742 days no cocaine.
257 days no vape.
2 days no binge-eating.
I did online courses Wedsnesday and yesterday. Wednesday’s was okay, yesterday’s not very good at all, it made me quite angry to be honest.
Feeling a lot of sadness and guilt around the passing of one of my cats back in Jan 2018, a few photos have been coming up on my memories recently so that’s what has triggered it, and the only way I know how to cope is to binge-eat, because I can’t cry.
Yesterday was also the anniversary of the passing of my cousin’s little girl, so I was having sad feelings about that too.
I had a hair cut yesterday, I’ve finally found a barber I actually like, and I’ve lived here for almost 2 years and didnt even know it was there, only a 5min walk away. So that’s something positive.
Cheking in. Today, just now, I felt a urge to drink, I miss the early afternon wine. I saw a snap that triggered it. Im not going to drink. Going to suffer myself trough work from 14.00-22.00.
Checking in Day 0 again. What was going on in my mind as I relapsed last night and this morning. Honestly, I am not sure. I just wanted to use porn and masturbation for soothing I guess. Life feels like it never just stops for a breather and maybe that is what I am reaching for. But it is time to get back up again.
I am so afraid to call my sponsor because I have been relapsing left and right. I know he won’t scold me but I am starting to give into that narrative again of feeling like a failure.
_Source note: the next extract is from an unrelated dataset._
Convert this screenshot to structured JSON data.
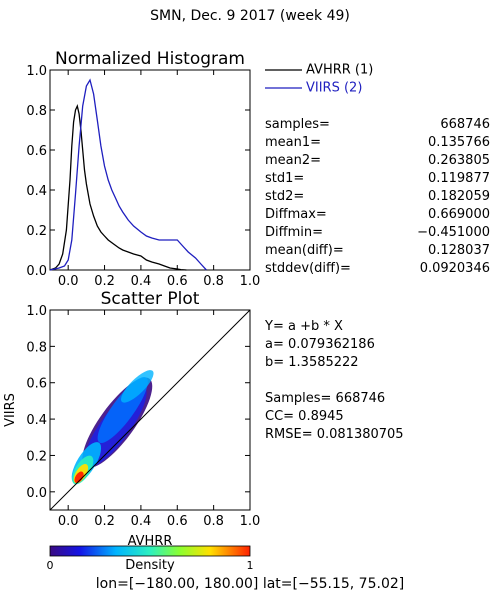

Day 87. Good morning sober fam, doing a quick check in at work. Having a good day, and being trained on the sterile unit. It’s pretty fun. Saw yesterday that a couple of the guys I use to go through for drugs got arrested so that kinda put a smile on my face and hope they get better. Somebody posted a video of two people nodding out in the middle of the road in my home town as well, picking on them and posting it all over the Internet, I know one of the guys, I grew up with him and it was sad to see. Idk who I’m more sorry for the guys nodding out or the guy who recorded it. Idk I know they were silly for being like that, but I don’t believe in knocking others while there down. Me myself might of went up asked if they needed water and maybe try to get them to a safer place. Idk but I don’t think I would of picked on them. Idk much love everyone
Checking in, feeling a slight bit brighter but that might be Fridayitus, it’s real.
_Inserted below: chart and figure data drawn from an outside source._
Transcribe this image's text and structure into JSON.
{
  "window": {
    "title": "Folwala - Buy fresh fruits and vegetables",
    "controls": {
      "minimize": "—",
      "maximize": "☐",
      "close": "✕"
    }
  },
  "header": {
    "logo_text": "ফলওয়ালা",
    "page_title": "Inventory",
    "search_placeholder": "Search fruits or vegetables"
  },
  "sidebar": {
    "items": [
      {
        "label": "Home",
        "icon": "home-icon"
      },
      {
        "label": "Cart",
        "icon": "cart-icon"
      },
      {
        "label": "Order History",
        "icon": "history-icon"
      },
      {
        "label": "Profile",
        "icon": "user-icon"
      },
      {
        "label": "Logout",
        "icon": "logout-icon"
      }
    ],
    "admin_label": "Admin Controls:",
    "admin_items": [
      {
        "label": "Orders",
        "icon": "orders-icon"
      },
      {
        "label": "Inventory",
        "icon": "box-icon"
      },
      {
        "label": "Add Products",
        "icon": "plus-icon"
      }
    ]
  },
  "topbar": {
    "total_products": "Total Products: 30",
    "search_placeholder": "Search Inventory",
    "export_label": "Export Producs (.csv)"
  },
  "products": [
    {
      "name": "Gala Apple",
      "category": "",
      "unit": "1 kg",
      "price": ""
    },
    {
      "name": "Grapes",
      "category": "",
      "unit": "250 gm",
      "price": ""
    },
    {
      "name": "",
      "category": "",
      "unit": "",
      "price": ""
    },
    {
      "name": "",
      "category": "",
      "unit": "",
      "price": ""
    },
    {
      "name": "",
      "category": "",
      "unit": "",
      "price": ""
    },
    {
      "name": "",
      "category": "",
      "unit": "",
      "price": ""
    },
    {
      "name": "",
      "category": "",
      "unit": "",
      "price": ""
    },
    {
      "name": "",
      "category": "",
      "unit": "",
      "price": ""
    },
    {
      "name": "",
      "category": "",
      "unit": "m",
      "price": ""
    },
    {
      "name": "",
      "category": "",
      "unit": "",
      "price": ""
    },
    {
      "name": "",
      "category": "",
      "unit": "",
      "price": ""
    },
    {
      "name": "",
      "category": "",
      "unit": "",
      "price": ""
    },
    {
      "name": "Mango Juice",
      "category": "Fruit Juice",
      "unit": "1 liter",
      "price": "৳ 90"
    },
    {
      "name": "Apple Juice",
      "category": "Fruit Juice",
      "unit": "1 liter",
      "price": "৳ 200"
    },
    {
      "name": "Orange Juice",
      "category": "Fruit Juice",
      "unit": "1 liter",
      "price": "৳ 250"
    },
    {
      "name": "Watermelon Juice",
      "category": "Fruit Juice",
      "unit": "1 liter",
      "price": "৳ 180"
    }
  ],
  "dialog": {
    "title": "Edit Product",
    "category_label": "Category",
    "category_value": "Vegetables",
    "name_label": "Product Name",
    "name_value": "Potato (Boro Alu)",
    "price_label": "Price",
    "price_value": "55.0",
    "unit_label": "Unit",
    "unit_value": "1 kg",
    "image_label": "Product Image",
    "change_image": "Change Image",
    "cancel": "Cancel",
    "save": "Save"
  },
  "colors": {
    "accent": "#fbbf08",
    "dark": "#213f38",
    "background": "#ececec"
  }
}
Have my assessment next week for talking therapy to commence so I’m hoping it’s positive and that I can make some good strides into my mental health as it’s been very poor lately. My blood work and health assessment is back to check if I can take on HRT for the hormonal stuff going on with me. Will follow up on that next week also as I just know my anti depressants are not scratching the surface right now there’s no point taking them.
Good news:
My cholesterol fell a tiny bit more!
My liver enzymes are now perfect and in range, from being almost three times over the limit during addiction.
I’ve lost 14kgs since I started at the lipid clinic.